In this talk, we discuss the construction and analysis of higher-order time integration schemes for the full discretization of linear Maxwell equations on locally refined spatial grids with discontinuous Galerkin methods. Roughly speaking, we decompose the spatial domain into two subdomains, which we refer to as stiff and nonstiff subdomains, respectively. In the stiff subdomain, we gather all mesh elements which have a small diameter or a small material parameter (leading to stiff degrees of freedom). All other mesh elements are assigned to the nonstiff subdomain. We assume that the degrees of freedom in the stiff subdomain is considerably smaller than in the nonstiff subdomain.

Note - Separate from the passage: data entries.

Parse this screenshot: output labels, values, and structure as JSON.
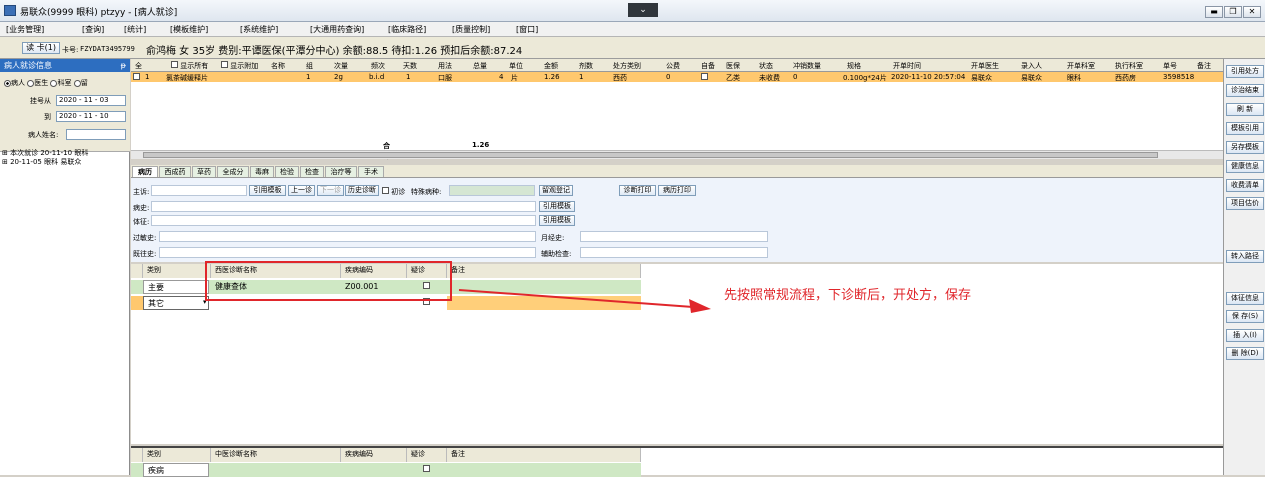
{
  "window": {
    "title": "易联众(9999 眼科) ptzyy - [病人就诊]"
  },
  "menu": [
    "[业务管理]",
    "[查询]",
    "[统计]",
    "[模板维护]",
    "[系统维护]",
    "[大通用药查询]",
    "[临床路径]",
    "[质量控制]",
    "[窗口]"
  ],
  "patient": {
    "read_card": "读 卡(1)",
    "card_label": "卡号:",
    "card_no": "FZYDAT3495799",
    "info": "俞鸿梅 女 35岁 费别:平谭医保(平潭分中心) 余额:88.5 待扣:1.26 预扣后余额:87.24"
  },
  "left": {
    "header": "病人就诊信息",
    "pin": "ᵽ",
    "radios": [
      "病人",
      "医生",
      "科室",
      "留"
    ],
    "reg_from_label": "挂号从",
    "reg_from": "2020 - 11 - 03",
    "reg_to_label": "到",
    "reg_to": "2020 - 11 - 10",
    "name_label": "病人姓名:",
    "tree": [
      "本次就诊 20-11-10 眼科",
      "20-11-05 眼科 易联众"
    ]
  },
  "grid": {
    "all_label": "全",
    "show_all": "显示所有",
    "show_attach": "显示附加",
    "headers": [
      "名称",
      "组",
      "次量",
      "频次",
      "天数",
      "用法",
      "总量",
      "单位",
      "金额",
      "剂数",
      "处方类别",
      "公费",
      "自备",
      "医保",
      "状态",
      "冲销数量",
      "规格",
      "开单时间",
      "开单医生",
      "录入人",
      "开单科室",
      "执行科室",
      "单号",
      "备注"
    ],
    "row": {
      "no": "1",
      "name": "氯茶碱缓释片",
      "group": "1",
      "dose": "2g",
      "freq": "b.i.d",
      "days": "1",
      "usage": "口服",
      "total": "4",
      "unit": "片",
      "amount": "1.26",
      "count": "1",
      "rx_type": "西药",
      "public": "0",
      "insurance": "乙类",
      "status": "未收费",
      "refund": "0",
      "spec": "0.100g*24片",
      "time": "2020-11-10 20:57:04",
      "doctor": "易联众",
      "entry": "易联众",
      "dept": "眼科",
      "exec": "西药房",
      "order_no": "3598518"
    },
    "sum_label": "合计:",
    "sum_value": "1.26"
  },
  "tabs": [
    "病历",
    "西成药",
    "草药",
    "全成分",
    "毒麻",
    "检验",
    "检查",
    "治疗等",
    "手术"
  ],
  "emr": {
    "complaint": "主诉:",
    "btn_template": "引用模板",
    "btn_prev": "上一诊",
    "btn_next": "下一诊",
    "btn_history": "历史诊断",
    "first_visit": "初诊",
    "special": "特殊病种:",
    "btn_leave": "留观登记",
    "btn_diag_print": "诊断打印",
    "btn_emr_print": "病历打印",
    "history": "病史:",
    "signs": "体征:",
    "allergy": "过敏史:",
    "past": "既往史:",
    "btn_ref1": "引用模板",
    "btn_ref2": "引用模板",
    "menstrual": "月经史:",
    "aux": "辅助检查:"
  },
  "diag": {
    "headers": [
      "类别",
      "西医诊断名称",
      "疾病编码",
      "疑诊",
      "备注"
    ],
    "rows": [
      {
        "type": "主要",
        "name": "健康查体",
        "code": "Z00.001"
      },
      {
        "type": "其它",
        "name": "",
        "code": ""
      }
    ]
  },
  "diag2": {
    "headers": [
      "类别",
      "中医诊断名称",
      "疾病编码",
      "疑诊",
      "备注"
    ],
    "row_type": "疾病"
  },
  "right_buttons": [
    "引用处方",
    "诊治结束",
    "刷 新",
    "模板引用",
    "另存模板",
    "健康信息",
    "收费清单",
    "项目估价",
    "转入路径",
    "体征信息",
    "保 存(S)",
    "插 入(I)",
    "删 除(D)"
  ],
  "annotation": "先按照常规流程，下诊断后，开处方，保存",
  "colors": {
    "accent": "#e0262b",
    "row": "#ffc86e",
    "tab": "#e6f0e2"
  }
}
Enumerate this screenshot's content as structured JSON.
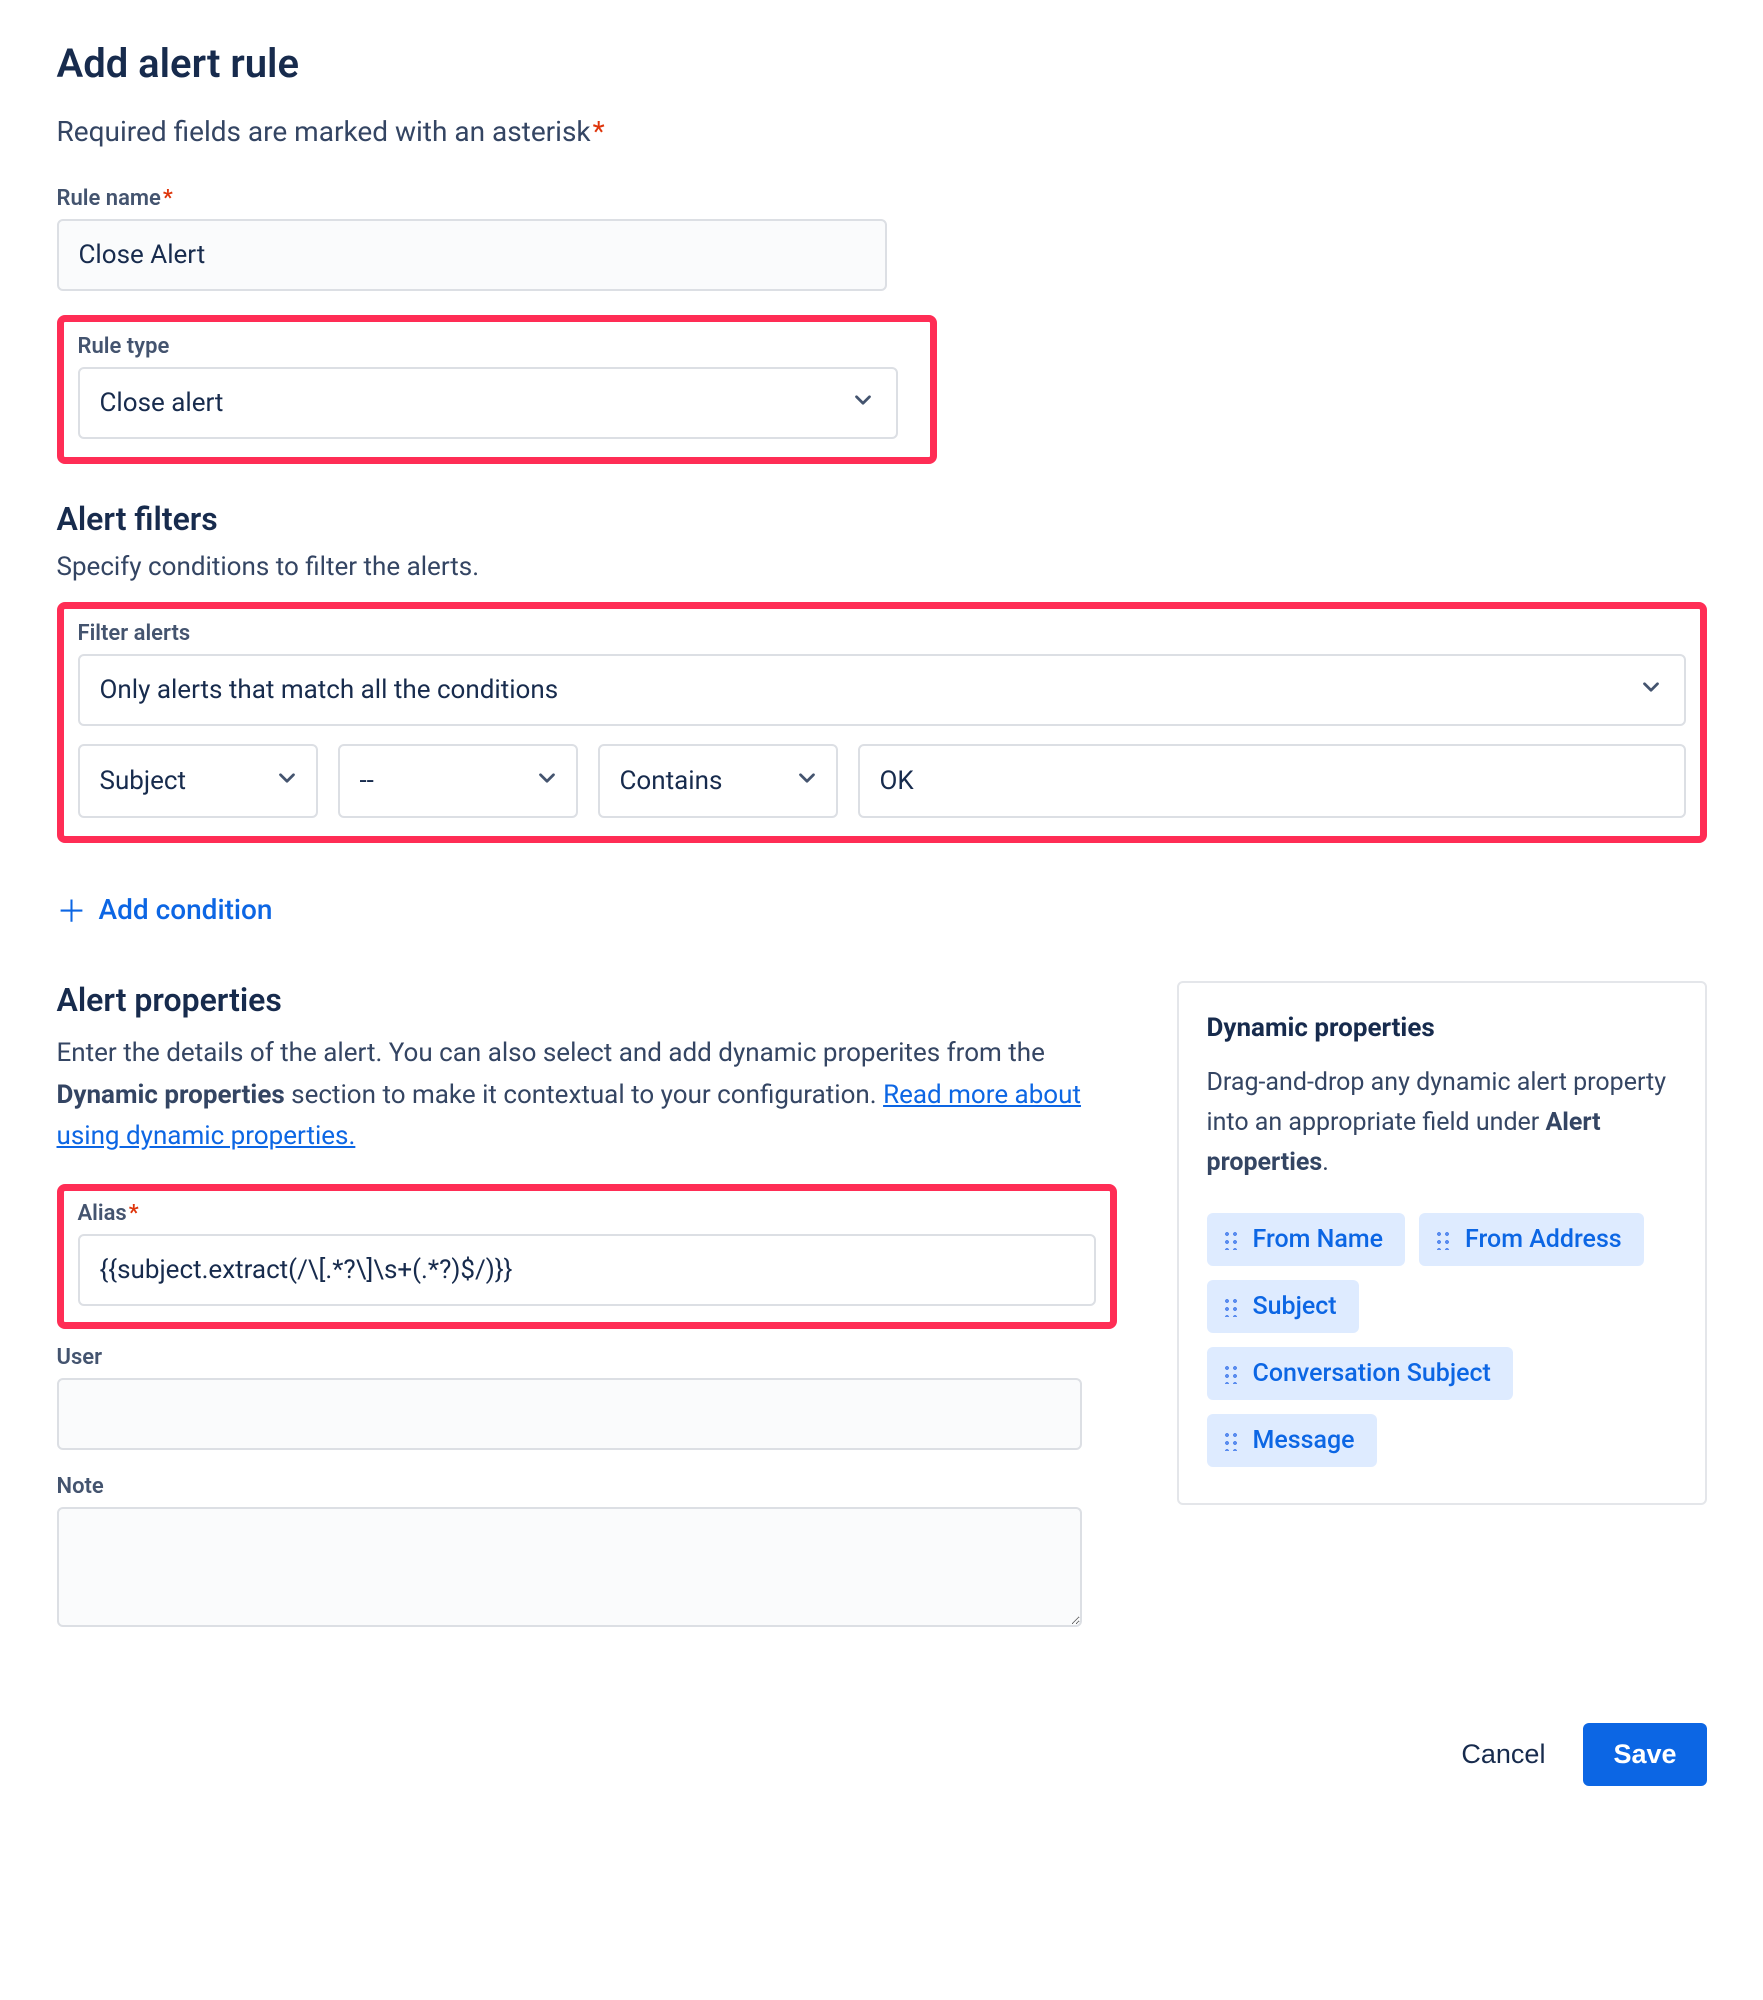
{
  "header": {
    "title": "Add alert rule",
    "required_note": "Required fields are marked with an asterisk",
    "asterisk": "*"
  },
  "rule_name": {
    "label": "Rule name",
    "value": "Close Alert"
  },
  "rule_type": {
    "label": "Rule type",
    "value": "Close alert"
  },
  "filters": {
    "heading": "Alert filters",
    "desc": "Specify conditions to filter the alerts.",
    "label": "Filter alerts",
    "mode": "Only alerts that match all the conditions",
    "condition": {
      "field": "Subject",
      "op1": "--",
      "op2": "Contains",
      "value": "OK"
    },
    "add_label": "Add condition"
  },
  "properties": {
    "heading": "Alert properties",
    "desc_pre": "Enter the details of the alert. You can also select and add dynamic properites from the ",
    "desc_bold": "Dynamic properties",
    "desc_mid": " section to make it contextual to your configuration. ",
    "desc_link": "Read more about using dynamic properties.",
    "alias_label": "Alias",
    "alias_value": "{{subject.extract(/\\[.*?\\]\\s+(.*?)$/)}}",
    "user_label": "User",
    "user_value": "",
    "note_label": "Note",
    "note_value": ""
  },
  "dynamic": {
    "heading": "Dynamic properties",
    "desc_pre": "Drag-and-drop any dynamic alert property into an appropriate field under ",
    "desc_bold": "Alert properties",
    "desc_post": ".",
    "chips": [
      "From Name",
      "From Address",
      "Subject",
      "Conversation Subject",
      "Message"
    ]
  },
  "footer": {
    "cancel": "Cancel",
    "save": "Save"
  }
}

The locally implicit scheme is based on a higher-order implicit method, e.g., an algebraically stable Runge–Kutta method like a Gauss collocation method. Our main contribution is to propose a preconditioned Krylov subspace method for solving the linear systems arising in each time step. The preconditioner is designed in such a way that its convergence only depends on the nonstiff subdomain but not on the stiff one. We will sketch a proof of this result using approximation theory in the complex plane using Faber polynomials. Finally, we verify our theoretical findings by numerical experiments.

This approach is applicable to any implicit scheme and also works for exponential integrators, where the action of the matrix exponential is approximated by rational Krylov subspace methods. It is even applicable to nonlinear problems, where such linear systems arise within the Newton iterations.

This is joint work with Jonas Köhler and Pratik Kumbhar